We have also dropped the unrelated rdp.c fail:-path cleanup that shipped in the first version of this PR, since it freed a non-initialised GDI context on the pre-connect failure path; the leak fix itself is fully contained in proc.c/proc.h, and a correct cleanup can follow as a separate change.

We have built this and verified it. Our image CI is green (reconnect-grace, bug-reproducer, and watchdog jobs). We also verified it live on our integration environment: an actively connected RDP session stayed up well past 120 seconds (a 143 second soak, plus 285 seconds of interactive use with mouse, keyboard, and clipboard) with no premature disconnect, and the guacd log no longer shows the "Worker exceeded maximum idle time" warning. One apparent counter-example in a browser test turned out, per the logs, to be a Windows single-session takeover (ERRINFO_RPC_INITIATED_DISCONNECT), not a watchdog kill.

We have since re-verified both halves against a real Windows Server 2025 RDP target (not only our integration environment): a single actively connected session held cleanly past the 120 second threshold (180 seconds, no watchdog warning, clean teardown), and a multi-user churn run — concurrent sessions from distinct accounts plus dozens of rapid connect/disconnect cycles — drove the guacd worker count up and then cleanly back to baseline, with every connection terminated and no lingering workers. That last part directly covers the original report behind this change (worker processes not being reaped under many user connections): the leak fix still holds under real multi-user load, while active sessions are no longer force-terminated.

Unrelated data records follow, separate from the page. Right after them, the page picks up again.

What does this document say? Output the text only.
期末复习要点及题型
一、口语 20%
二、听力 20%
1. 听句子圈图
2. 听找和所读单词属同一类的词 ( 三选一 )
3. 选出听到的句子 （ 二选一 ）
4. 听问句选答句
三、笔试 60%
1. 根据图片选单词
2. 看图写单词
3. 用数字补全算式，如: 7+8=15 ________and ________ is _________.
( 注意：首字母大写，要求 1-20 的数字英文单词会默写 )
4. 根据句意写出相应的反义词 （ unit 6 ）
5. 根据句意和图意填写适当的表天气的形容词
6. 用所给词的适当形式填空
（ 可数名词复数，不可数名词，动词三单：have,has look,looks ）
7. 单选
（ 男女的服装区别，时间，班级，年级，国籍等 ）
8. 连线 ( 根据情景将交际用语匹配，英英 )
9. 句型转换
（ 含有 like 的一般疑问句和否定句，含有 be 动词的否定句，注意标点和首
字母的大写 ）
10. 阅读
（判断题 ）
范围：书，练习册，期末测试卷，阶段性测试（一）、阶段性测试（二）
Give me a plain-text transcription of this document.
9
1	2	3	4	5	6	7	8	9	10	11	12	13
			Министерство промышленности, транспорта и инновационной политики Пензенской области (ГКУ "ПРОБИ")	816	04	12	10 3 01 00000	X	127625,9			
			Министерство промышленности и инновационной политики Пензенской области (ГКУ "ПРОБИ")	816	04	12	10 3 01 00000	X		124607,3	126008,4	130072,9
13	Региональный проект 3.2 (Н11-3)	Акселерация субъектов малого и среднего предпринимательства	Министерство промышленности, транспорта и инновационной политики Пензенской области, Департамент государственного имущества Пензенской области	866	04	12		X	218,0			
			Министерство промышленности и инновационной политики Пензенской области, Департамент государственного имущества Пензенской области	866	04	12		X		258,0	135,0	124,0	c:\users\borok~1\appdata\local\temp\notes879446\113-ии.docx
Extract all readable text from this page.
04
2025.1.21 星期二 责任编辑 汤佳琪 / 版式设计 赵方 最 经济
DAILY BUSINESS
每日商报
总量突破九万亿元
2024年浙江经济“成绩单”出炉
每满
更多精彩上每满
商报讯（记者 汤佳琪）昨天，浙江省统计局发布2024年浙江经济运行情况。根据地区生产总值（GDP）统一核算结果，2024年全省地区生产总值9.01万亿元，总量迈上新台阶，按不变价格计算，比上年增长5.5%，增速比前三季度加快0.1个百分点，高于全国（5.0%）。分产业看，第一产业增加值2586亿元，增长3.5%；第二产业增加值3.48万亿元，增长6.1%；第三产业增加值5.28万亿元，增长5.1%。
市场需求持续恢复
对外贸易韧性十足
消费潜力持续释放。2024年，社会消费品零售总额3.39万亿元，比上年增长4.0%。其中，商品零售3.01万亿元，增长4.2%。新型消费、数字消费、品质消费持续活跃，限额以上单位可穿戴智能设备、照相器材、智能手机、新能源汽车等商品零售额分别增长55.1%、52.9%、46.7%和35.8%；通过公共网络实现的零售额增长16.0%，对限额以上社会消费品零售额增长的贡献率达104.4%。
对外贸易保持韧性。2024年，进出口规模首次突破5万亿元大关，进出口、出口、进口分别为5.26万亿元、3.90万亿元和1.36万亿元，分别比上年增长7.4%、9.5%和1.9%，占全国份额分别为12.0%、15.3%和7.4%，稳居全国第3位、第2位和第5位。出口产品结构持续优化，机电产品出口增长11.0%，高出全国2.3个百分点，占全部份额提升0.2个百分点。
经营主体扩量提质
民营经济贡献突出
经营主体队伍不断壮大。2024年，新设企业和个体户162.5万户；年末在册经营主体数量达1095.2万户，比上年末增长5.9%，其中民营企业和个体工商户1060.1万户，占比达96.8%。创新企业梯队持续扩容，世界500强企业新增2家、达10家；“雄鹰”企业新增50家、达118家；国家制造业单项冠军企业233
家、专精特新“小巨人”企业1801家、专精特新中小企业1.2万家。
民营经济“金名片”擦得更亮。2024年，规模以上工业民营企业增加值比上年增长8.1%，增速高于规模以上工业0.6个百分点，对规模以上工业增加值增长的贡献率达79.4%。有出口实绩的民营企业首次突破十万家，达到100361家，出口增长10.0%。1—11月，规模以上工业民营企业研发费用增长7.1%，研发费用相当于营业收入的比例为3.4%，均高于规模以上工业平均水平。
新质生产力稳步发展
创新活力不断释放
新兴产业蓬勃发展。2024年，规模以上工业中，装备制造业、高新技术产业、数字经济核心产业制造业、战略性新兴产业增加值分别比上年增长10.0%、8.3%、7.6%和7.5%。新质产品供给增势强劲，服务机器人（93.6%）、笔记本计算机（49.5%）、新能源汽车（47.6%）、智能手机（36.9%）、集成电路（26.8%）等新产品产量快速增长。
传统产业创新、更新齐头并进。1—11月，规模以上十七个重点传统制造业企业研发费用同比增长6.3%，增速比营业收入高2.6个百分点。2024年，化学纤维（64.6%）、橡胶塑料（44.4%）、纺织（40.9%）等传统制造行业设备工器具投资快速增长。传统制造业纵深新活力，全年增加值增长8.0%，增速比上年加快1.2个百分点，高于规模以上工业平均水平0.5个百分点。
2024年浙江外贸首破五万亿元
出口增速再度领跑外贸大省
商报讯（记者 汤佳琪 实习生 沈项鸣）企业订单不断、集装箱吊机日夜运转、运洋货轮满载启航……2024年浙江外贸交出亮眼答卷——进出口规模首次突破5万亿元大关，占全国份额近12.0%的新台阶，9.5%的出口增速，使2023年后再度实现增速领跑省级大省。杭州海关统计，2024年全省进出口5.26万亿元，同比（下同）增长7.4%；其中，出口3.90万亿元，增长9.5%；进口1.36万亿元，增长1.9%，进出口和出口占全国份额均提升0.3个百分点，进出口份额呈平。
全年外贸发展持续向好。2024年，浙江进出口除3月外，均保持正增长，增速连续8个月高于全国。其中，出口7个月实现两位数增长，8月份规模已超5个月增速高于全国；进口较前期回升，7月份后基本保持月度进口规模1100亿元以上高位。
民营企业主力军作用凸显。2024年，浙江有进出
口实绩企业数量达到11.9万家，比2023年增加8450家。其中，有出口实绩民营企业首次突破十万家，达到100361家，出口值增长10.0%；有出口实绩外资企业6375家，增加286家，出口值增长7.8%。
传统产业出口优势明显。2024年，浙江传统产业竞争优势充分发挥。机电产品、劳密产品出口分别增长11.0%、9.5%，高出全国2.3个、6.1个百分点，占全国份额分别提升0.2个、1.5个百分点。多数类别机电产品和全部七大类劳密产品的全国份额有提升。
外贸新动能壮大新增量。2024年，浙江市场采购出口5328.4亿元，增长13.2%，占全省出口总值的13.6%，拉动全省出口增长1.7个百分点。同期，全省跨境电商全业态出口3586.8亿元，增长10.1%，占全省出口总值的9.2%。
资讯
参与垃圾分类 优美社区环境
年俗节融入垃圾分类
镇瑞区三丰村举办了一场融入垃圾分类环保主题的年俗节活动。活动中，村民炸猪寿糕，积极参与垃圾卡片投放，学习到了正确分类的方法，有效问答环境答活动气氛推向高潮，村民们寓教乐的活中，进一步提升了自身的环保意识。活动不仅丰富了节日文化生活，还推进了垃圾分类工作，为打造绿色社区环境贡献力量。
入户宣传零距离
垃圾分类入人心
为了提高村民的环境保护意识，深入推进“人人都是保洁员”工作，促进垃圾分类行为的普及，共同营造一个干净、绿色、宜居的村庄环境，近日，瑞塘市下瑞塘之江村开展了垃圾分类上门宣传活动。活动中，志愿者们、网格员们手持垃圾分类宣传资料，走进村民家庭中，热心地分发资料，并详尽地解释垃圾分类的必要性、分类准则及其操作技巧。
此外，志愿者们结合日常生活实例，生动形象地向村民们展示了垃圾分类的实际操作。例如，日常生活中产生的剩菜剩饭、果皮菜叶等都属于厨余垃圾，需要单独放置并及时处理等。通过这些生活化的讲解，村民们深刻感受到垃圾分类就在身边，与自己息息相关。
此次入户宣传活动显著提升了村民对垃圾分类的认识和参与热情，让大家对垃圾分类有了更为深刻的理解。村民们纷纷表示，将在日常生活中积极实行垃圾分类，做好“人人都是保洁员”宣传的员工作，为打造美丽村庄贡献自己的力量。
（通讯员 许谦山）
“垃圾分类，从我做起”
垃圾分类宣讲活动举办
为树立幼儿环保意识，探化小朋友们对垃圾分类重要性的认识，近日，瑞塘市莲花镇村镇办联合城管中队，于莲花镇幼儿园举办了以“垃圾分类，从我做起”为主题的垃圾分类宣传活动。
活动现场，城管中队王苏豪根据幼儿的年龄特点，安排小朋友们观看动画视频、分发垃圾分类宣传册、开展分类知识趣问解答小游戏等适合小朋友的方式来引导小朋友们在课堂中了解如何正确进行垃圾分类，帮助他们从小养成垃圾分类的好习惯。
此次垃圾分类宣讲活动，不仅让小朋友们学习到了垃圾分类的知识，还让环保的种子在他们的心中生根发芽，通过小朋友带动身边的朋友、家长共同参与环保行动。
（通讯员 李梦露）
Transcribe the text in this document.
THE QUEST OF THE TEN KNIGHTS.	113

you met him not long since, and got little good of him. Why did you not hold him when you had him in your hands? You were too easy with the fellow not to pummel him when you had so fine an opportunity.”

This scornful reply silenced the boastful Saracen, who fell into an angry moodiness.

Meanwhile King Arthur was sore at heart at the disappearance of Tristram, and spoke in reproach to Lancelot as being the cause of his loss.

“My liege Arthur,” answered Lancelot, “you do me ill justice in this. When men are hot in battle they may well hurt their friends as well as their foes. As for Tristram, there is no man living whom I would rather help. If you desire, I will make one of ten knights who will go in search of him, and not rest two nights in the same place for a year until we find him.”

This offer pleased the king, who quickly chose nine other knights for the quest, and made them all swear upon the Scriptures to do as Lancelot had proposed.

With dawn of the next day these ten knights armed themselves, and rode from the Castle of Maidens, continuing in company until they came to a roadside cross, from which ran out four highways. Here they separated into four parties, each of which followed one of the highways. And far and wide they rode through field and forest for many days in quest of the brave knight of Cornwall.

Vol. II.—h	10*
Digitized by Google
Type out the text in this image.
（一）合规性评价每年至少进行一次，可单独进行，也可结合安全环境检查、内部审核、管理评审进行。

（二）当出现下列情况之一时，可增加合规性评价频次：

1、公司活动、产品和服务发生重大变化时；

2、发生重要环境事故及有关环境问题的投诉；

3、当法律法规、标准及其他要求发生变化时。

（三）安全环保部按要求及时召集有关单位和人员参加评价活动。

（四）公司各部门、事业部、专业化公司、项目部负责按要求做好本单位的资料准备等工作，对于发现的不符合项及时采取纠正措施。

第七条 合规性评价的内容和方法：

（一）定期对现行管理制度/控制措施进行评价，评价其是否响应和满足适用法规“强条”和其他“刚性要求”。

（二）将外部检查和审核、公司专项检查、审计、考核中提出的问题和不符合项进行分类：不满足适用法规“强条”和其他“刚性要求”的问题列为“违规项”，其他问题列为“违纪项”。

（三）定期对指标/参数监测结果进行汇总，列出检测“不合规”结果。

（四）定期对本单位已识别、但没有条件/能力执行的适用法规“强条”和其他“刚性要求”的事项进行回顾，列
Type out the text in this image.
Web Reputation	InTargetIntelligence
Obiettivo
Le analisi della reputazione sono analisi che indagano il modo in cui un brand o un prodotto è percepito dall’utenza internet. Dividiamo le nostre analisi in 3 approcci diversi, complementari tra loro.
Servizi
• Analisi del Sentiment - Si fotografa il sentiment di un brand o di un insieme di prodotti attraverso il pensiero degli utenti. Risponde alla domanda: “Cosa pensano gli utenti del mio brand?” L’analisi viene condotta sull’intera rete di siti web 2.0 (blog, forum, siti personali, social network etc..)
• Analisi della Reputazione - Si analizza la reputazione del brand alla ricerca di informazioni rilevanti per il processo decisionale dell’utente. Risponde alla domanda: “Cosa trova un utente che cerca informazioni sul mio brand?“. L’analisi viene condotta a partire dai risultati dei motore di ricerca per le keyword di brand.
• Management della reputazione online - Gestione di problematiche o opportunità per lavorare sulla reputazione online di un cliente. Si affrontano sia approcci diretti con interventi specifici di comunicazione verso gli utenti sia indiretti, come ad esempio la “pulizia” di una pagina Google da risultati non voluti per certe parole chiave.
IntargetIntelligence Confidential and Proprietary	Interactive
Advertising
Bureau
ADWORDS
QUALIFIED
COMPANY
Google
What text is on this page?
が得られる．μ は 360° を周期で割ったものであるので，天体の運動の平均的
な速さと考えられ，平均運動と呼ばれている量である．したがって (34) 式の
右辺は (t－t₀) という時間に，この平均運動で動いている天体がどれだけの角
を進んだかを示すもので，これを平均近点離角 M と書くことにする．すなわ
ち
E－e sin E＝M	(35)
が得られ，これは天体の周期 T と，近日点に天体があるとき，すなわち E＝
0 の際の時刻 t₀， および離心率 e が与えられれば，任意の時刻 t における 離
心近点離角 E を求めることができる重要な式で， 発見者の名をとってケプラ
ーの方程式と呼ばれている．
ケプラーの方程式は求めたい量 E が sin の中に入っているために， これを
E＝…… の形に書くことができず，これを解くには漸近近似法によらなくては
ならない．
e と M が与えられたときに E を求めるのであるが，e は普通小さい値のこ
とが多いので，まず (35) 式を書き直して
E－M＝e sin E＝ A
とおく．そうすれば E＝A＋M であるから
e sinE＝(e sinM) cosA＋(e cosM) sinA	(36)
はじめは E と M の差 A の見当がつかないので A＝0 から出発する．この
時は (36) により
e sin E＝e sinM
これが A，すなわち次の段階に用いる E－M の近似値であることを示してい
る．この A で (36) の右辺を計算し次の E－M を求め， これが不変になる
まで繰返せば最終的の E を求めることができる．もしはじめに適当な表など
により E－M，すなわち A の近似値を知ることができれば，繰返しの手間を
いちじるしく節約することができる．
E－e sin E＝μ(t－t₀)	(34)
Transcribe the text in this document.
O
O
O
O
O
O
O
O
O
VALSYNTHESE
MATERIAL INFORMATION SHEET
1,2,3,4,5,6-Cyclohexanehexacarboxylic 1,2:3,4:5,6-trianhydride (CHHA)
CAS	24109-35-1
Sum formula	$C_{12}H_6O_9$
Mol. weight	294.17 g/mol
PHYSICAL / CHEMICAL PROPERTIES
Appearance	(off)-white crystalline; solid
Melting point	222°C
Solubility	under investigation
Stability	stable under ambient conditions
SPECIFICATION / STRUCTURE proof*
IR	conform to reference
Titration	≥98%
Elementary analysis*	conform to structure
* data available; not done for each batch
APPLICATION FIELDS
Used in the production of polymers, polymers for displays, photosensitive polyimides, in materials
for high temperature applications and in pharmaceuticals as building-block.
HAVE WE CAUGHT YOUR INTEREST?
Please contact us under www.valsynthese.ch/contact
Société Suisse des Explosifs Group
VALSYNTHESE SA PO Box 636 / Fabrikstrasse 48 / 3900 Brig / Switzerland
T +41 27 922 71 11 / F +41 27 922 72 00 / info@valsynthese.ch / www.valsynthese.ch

We have regression tests for this case (a k6 soak and an interactive Guacamole WebSocket test, plus a deterministic image test, tests/bugs/test_f157_active_session.sh, that holds one active single-user session past the safety-net threshold) and are happy to share them. If it helps, we can fold the fix into this PR as an update.

Sorry for the effort this took on your side — if anything still looks off, I'll gladly adjust, and this time right away.

[necouchman]

Thanks @escra - I've tested, again, and can confirm that the connections stay running, which is good. I'll review, again, and see if we can get some other folks to test it and see if it takes care of the leftover process issues.